Ptarmigan wrote: ↑Tue Jun 02, 2020 8:51 pmDoes the pathogenesis of SAR-CoV-2 virus decrease at high-altitude?
Our epidemiological analysis of the Covid-19 pandemic clearly indicates a decrease of prevalence and impact of SARS-CoV-2 infection in populations living at altitude of above 3,000 masl. The reason for decreased severity of the global COVID-19 outbreak at high altitude could relate to both environmental and physiological factors.

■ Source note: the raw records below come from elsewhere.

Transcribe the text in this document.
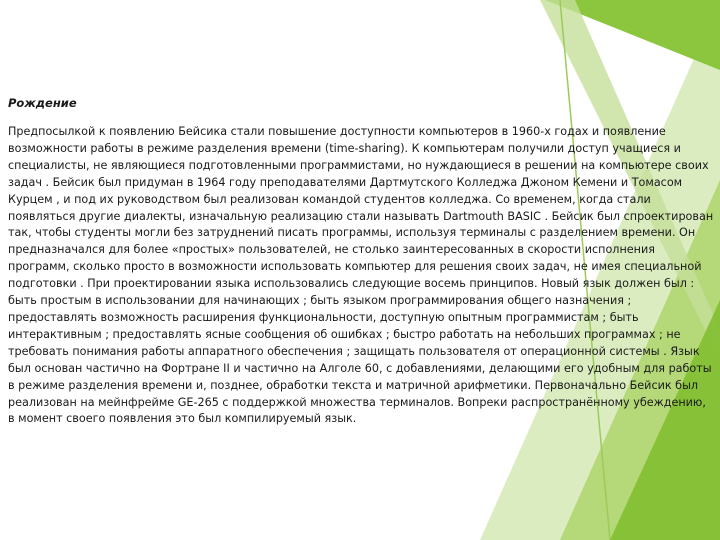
Рождение

Предпосылкой к появлению Бейсика стали повышение доступности компьютеров в 1960-х годах и появление возможности работы в режиме разделения времени (time-sharing). К компьютерам получили доступ учащиеся и специалисты, не являющиеся подготовленными программистами, но нуждающиеся в решении на компьютере своих задач . Бейсик был придуман в 1964 году преподавателями Дартмутского Колледжа Джоном Кемени и Томасом Курцем , и под их руководством был реализован командой студентов колледжа. Со временем, когда стали появляться другие диалекты, изначальную реализацию стали называть Dartmouth BASIC . Бейсик был спроектирован так, чтобы студенты могли без затруднений писать программы, используя терминалы с разделением времени. Он предназначался для более «простых» пользователей, не столько заинтересованных в скорости исполнения программ, сколько просто в возможности использовать компьютер для решения своих задач, не имея специальной подготовки . При проектировании языка использовались следующие восемь принципов. Новый язык должен был : быть простым в использовании для начинающих ; быть языком программирования общего назначения ; предоставлять возможность расширения функциональности, доступную опытным программистам ; быть интерактивным ; предоставлять ясные сообщения об ошибках ; быстро работать на небольших программах ; не требовать понимания работы аппаратного обеспечения ; защищать пользователя от операционной системы . Язык был основан частично на Фортране II и частично на Алголе 60, с добавлениями, делающими его удобным для работы в режиме разделения времени и, позднее, обработки текста и матричной арифметики. Первоначально Бейсик был реализован на мейнфрейме GE-265 с поддержкой множества терминалов. Вопреки распространённому убеждению, в момент своего появления это был компилируемый язык.
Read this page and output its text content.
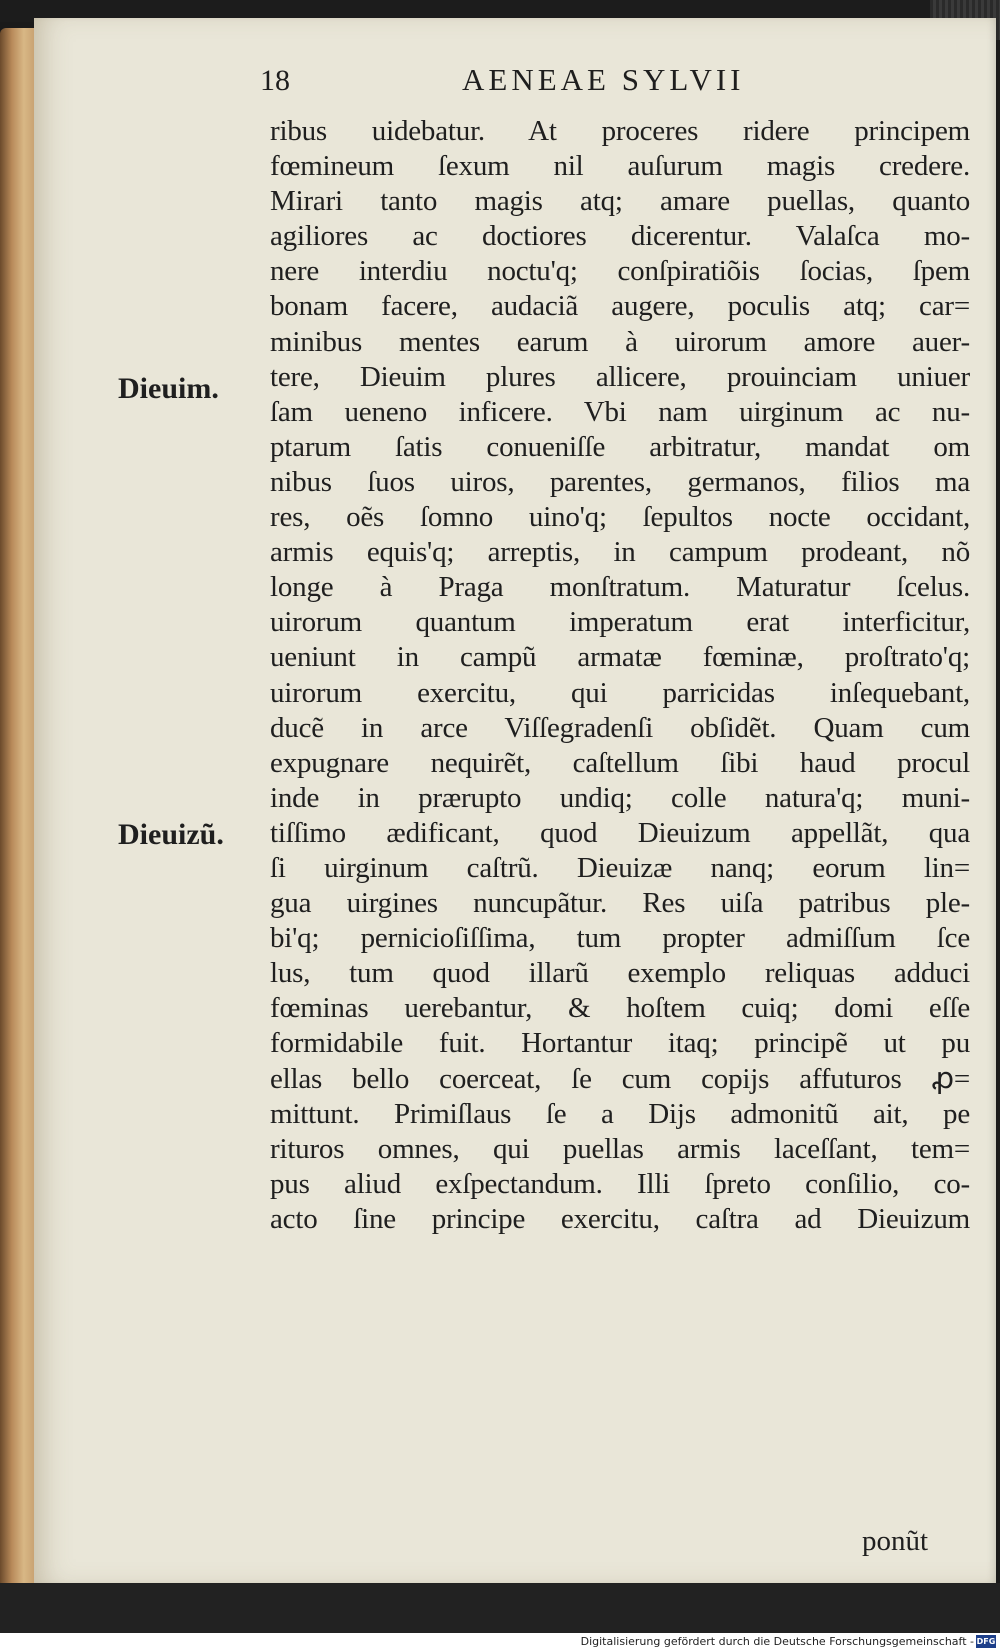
18	AENEAE SYLVII
Dieuim.
Dieuizũ.
ribus uidebatur. At proceres ridere principem
fœmineum ſexum nil auſurum magis credere.
Mirari tanto magis atq; amare puellas, quanto
agiliores ac doctiores dicerentur. Valaſca mo-
nere interdiu noctu'q; conſpiratiõis ſocias, ſpem
bonam facere, audaciã augere, poculis atq; car=
minibus mentes earum à uirorum amore auer-
tere, Dieuim plures allicere, prouinciam uniuer
ſam ueneno inficere. Vbi nam uirginum ac nu-
ptarum ſatis conueniſſe arbitratur, mandat om
nibus ſuos uiros, parentes, germanos, filios ma
res, oẽs ſomno uino'q; ſepultos nocte occidant,
armis equis'q; arreptis, in campum prodeant, nõ
longe à Praga monſtratum. Maturatur ſcelus.
uirorum quantum imperatum erat interficitur,
ueniunt in campũ armatæ fœminæ, proſtrato'q;
uirorum exercitu, qui parricidas inſequebant,
ducẽ in arce Viſſegradenſi obſidẽt. Quam cum
expugnare nequirẽt, caſtellum ſibi haud procul
inde in prærupto undiq; colle natura'q; muni-
tiſſimo ædificant, quod Dieuizum appellãt, qua
ſi uirginum caſtrũ. Dieuizæ nanq; eorum lin=
gua uirgines nuncupãtur. Res uiſa patribus ple-
bi'q; pernicioſiſſima, tum propter admiſſum ſce
lus, tum quod illarũ exemplo reliquas adduci
fœminas uerebantur, & hoſtem cuiq; domi eſſe
formidabile fuit. Hortantur itaq; principẽ ut pu
ellas bello coerceat, ſe cum copijs affuturos ꝓ=
mittunt. Primiſlaus ſe a Dijs admonitũ ait, pe
rituros omnes, qui puellas armis laceſſant, tem=
pus aliud exſpectandum. Illi ſpreto conſilio, co-
acto ſine principe exercitu, caſtra ad Dieuizum
ponũt
Digitalisierung gefördert durch die Deutsche Forschungsgemeinschaft - DFG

Environmental factors may influence the virulence of SARS-CoV-2 at high-altitude. Indeed, a high-altitude environment is characterized by drastic changes in temperature between night and day, air dryness, and high levels of ultraviolet (UV) light radiation (United-States-Environmental-Protection-Agency 2017). In particular UV light radiation A (UVA) and B (UVB) is well known to be capable of producing alterations in the molecular bonds of the DNA and RNA, and thus UV radiation at high-altitude may act as a natural sanitizer (Andrade 2020; Zubieta-Calleja 2020a; Zubieta-Calleja and Zubieta-DeUrioste 2017). In relation to SARS-CoV-2, while complete disinfection cannot be achieved by UVA and UVB, these radiations should shorten the half-life of any given virus (Andrade 2020; Zubieta-Calleja 2020b). It is clear that, all together, these factors may dramatically reduce the “survival” capacity of the virus at high-altitude, and therefore its virulence. Finally, due to the lower density of air and greater distance between molecules at high-altitude, the size of the airborne virus inoculum must be smaller than at sea level.
Although the data of the present study suggest a strongly decreased pathogenicity of SARS-CoV-2 in high-altitude, there is yet no evidence of an underlying physiological mechanisms that could affect to severity of infection. However, there is a positive correlation between the infection rate of SARS-CoV-1 and ACE2 in pulmonary epithelial cells. Importantly both SARS-CoV-1 and SARS-CoV-2 bind to ACE2 (Lu et al. 2020; Rothan and Byrareddy 2020; van Doremalen et al., 2020), and thus a putative decrease of ACE2 expression in pulmonary endothelia in high-altitude inhabitant could represent a physiological protective for the severe and often lethal pulmonary edema.
Another factor is that people living at high altitude, especially those who are children of high altitude dwellers have adapted their lungs and pulmonary circulation and have a much higher capacity than se level resident. Their adaptations also make them less susceptible to lung edema.
Another consequence of increased HIF-1 at altitude is an increase in AMP kinase which can fight inflammation. Interesting news indeed!